Space charge control of point defect spin states in AlN

One barrier to developing quantum information systems based on impurity point defects is that the desirable spin states of the defects are often unstable for Fermi levels obtained at increased impurity concentrations. The space charge induced band bending near the interface of Si/Mg aluminum nitride (AlN) homojunction is investigated computationally as a method to control the concentration, spin state, and position of such point defects. This is done by solving Poisson's equation with the charge density described by a grand canonical defect chemistry model informed by hybrid-functional density functional theory (DFT) calculations. Previous experimental works have found unintentional carbon and oxygen impurities pervade AlN homojunctions. First principles calculations have predicted the neutral complex between an aluminum vacancy and oxygen impurity on a neighboring nitrogen site (v_Al-1O_N)⁰ has a spin triplet configuration, which is stable in a region when the Fermi level is below midgap. From defect equilibrium simulations considering 602 possible defects, v_Al-1O_N was found to be unstable on the Mg-doped side of the homojunction and isolated oxygen impurities are preferred.
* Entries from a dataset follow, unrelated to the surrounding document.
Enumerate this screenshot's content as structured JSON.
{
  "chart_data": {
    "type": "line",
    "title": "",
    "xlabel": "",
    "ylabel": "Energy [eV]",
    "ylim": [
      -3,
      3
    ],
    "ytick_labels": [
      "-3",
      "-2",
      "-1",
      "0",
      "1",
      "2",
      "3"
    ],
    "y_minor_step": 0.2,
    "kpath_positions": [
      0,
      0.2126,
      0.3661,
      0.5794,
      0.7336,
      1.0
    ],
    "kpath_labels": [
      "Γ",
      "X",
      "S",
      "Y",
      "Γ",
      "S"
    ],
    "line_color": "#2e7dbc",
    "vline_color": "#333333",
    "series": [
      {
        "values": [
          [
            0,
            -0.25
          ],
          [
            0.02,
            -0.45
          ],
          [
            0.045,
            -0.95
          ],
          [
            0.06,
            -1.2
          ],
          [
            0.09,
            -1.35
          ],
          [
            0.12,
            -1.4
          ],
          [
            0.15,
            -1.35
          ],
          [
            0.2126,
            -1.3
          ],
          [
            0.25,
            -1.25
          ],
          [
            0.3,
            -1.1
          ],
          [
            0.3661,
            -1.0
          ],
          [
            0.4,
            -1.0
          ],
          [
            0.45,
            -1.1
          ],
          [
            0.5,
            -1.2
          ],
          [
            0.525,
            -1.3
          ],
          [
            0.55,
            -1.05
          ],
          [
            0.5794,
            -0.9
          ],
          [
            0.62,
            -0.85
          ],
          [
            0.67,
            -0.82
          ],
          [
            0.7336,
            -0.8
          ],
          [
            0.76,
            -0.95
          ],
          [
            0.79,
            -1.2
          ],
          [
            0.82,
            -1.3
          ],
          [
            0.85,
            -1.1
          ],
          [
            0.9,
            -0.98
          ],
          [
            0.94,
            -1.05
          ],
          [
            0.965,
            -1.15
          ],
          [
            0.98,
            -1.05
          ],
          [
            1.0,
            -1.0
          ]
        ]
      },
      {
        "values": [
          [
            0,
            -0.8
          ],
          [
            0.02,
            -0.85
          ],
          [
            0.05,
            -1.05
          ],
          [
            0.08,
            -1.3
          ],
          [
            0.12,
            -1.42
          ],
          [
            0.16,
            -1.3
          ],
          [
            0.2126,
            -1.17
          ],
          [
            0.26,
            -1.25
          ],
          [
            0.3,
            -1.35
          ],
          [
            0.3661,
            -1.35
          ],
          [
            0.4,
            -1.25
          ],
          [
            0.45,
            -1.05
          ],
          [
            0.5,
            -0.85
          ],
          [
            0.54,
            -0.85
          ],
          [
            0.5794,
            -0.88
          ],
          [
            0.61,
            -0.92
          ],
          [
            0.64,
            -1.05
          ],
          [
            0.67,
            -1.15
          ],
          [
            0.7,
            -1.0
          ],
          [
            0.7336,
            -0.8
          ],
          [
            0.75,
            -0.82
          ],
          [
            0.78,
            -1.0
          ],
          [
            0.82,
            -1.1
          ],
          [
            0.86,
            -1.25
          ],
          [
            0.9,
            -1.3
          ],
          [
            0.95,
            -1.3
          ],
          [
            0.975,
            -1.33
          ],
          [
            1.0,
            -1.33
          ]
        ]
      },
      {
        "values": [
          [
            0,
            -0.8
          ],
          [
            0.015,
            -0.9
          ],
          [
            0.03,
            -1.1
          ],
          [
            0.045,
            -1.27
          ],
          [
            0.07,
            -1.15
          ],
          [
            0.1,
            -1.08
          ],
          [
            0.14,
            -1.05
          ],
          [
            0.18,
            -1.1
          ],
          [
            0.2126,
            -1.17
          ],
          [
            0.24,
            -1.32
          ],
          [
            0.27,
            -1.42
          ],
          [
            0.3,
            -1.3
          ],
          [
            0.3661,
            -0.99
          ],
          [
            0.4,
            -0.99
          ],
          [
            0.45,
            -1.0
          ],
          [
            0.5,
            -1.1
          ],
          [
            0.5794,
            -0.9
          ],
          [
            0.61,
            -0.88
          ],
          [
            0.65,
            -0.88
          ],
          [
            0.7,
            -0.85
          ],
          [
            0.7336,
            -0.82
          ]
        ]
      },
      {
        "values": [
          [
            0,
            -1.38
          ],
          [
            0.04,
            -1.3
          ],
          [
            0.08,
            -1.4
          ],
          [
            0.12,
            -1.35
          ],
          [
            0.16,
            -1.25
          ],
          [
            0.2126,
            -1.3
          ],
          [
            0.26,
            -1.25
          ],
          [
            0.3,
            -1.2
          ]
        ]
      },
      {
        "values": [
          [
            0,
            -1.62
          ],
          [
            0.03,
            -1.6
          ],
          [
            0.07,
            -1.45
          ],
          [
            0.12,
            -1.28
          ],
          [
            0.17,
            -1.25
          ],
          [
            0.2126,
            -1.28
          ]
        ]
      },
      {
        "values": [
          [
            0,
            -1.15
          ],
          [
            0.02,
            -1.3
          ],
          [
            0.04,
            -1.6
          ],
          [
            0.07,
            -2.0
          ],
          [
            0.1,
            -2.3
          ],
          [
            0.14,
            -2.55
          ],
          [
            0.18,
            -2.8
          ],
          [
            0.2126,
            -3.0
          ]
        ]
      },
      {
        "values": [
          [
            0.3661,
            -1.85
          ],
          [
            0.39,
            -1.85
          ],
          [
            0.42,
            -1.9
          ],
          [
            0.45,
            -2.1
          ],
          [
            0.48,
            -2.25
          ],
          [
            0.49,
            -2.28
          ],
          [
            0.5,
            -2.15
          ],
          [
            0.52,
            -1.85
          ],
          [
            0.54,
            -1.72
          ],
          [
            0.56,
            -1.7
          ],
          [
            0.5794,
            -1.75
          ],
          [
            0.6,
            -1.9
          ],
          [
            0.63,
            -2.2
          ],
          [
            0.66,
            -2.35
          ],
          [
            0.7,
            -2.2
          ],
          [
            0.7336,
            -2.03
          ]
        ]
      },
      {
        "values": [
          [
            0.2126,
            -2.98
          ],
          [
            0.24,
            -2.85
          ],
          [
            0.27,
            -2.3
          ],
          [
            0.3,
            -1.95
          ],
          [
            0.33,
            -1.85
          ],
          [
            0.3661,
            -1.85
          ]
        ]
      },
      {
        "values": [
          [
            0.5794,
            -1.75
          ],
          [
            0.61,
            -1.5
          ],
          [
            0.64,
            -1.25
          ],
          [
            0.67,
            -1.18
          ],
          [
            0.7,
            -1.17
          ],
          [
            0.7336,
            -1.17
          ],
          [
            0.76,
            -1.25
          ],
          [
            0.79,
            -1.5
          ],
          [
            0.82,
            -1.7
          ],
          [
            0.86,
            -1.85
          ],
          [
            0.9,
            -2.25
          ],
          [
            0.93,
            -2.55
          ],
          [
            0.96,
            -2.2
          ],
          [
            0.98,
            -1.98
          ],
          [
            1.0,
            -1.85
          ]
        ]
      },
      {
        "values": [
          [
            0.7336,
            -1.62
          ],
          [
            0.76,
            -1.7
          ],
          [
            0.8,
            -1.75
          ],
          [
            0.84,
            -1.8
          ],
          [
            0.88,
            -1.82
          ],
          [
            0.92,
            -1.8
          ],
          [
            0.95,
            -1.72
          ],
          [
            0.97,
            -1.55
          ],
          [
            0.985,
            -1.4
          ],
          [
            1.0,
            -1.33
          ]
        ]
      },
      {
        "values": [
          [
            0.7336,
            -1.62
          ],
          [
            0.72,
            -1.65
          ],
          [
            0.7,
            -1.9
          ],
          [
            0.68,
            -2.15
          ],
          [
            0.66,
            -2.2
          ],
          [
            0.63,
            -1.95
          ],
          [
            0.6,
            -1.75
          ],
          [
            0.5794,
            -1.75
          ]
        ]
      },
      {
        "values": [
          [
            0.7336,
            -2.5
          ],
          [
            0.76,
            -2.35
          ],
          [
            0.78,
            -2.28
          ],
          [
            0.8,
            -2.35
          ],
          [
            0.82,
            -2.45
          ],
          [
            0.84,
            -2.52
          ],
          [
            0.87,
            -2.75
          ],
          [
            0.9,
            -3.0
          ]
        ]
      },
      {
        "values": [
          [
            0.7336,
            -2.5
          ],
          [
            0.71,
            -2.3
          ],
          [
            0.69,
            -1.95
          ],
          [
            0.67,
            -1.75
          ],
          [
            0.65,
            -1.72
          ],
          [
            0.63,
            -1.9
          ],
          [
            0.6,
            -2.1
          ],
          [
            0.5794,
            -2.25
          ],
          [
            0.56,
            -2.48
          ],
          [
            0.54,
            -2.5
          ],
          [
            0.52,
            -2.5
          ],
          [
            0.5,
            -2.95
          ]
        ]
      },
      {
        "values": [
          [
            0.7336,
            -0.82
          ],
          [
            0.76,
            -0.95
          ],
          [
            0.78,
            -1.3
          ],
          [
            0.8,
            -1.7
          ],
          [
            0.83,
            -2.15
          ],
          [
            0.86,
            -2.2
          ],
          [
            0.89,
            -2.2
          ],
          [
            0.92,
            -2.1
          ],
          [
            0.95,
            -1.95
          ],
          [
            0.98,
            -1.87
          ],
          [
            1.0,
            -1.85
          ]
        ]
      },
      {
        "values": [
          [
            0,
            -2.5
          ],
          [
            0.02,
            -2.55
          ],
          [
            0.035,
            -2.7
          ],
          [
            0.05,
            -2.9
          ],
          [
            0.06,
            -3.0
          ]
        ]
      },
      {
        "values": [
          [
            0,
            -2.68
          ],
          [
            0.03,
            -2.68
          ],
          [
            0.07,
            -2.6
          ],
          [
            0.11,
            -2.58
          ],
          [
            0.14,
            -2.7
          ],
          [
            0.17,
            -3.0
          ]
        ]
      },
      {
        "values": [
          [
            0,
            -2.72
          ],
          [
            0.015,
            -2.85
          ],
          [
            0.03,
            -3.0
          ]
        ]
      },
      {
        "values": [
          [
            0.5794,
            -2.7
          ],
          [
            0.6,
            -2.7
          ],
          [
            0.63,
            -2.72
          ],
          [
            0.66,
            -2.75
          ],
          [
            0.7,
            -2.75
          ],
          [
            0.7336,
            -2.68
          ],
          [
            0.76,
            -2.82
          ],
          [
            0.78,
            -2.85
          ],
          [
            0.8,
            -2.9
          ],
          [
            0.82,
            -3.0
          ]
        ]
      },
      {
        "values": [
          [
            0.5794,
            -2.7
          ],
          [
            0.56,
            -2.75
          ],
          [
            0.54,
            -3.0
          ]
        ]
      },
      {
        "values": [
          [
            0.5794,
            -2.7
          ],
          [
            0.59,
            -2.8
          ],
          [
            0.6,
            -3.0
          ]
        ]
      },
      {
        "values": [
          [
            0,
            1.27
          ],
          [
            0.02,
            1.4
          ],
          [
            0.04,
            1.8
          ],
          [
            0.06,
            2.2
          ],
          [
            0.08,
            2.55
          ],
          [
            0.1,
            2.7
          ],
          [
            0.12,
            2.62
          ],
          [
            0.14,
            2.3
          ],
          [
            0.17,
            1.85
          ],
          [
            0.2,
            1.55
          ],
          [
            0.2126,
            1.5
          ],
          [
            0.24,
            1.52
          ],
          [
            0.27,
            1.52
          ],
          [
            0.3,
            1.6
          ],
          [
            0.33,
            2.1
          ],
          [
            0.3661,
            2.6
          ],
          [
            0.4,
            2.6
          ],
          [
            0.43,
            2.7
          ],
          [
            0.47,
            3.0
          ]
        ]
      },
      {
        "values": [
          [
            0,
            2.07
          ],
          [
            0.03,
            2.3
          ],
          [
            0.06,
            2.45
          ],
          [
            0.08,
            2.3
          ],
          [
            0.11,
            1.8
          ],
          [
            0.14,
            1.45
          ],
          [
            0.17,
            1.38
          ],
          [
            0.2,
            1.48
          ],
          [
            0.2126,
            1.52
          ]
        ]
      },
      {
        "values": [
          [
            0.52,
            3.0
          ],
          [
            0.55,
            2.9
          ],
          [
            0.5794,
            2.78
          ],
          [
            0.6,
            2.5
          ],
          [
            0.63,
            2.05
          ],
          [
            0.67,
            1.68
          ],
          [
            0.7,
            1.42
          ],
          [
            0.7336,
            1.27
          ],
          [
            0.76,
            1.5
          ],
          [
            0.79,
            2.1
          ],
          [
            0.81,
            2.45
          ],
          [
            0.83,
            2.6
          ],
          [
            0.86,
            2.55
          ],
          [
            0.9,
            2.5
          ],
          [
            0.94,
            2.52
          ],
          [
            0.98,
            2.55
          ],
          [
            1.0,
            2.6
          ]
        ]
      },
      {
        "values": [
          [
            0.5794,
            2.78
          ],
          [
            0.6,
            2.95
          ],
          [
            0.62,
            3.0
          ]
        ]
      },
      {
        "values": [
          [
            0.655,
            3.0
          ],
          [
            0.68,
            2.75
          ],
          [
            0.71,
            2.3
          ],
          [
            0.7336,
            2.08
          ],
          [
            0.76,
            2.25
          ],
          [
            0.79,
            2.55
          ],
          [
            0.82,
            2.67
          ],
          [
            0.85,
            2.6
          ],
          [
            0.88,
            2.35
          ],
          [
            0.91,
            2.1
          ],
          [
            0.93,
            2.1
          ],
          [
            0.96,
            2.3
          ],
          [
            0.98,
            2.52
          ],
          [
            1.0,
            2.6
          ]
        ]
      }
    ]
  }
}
On the Si-doped side, v_Al-1O_N forms but as (v_Al-1O_N)^–2, not (v_Al-1O_N)⁰. This makes v_Al-1O_N a prototypical test case for the proposed strategy. Simulations of the Si/Mg:AlN homojunction showed (v_Al-1O_N)⁰ is stabilized within 6 nm of the interface in the Si-doped portion. This result indicates space charge induced band bending enables control over the concentration, spin state, and position of point defects, which is critical to realizing point defect based quantum information systems.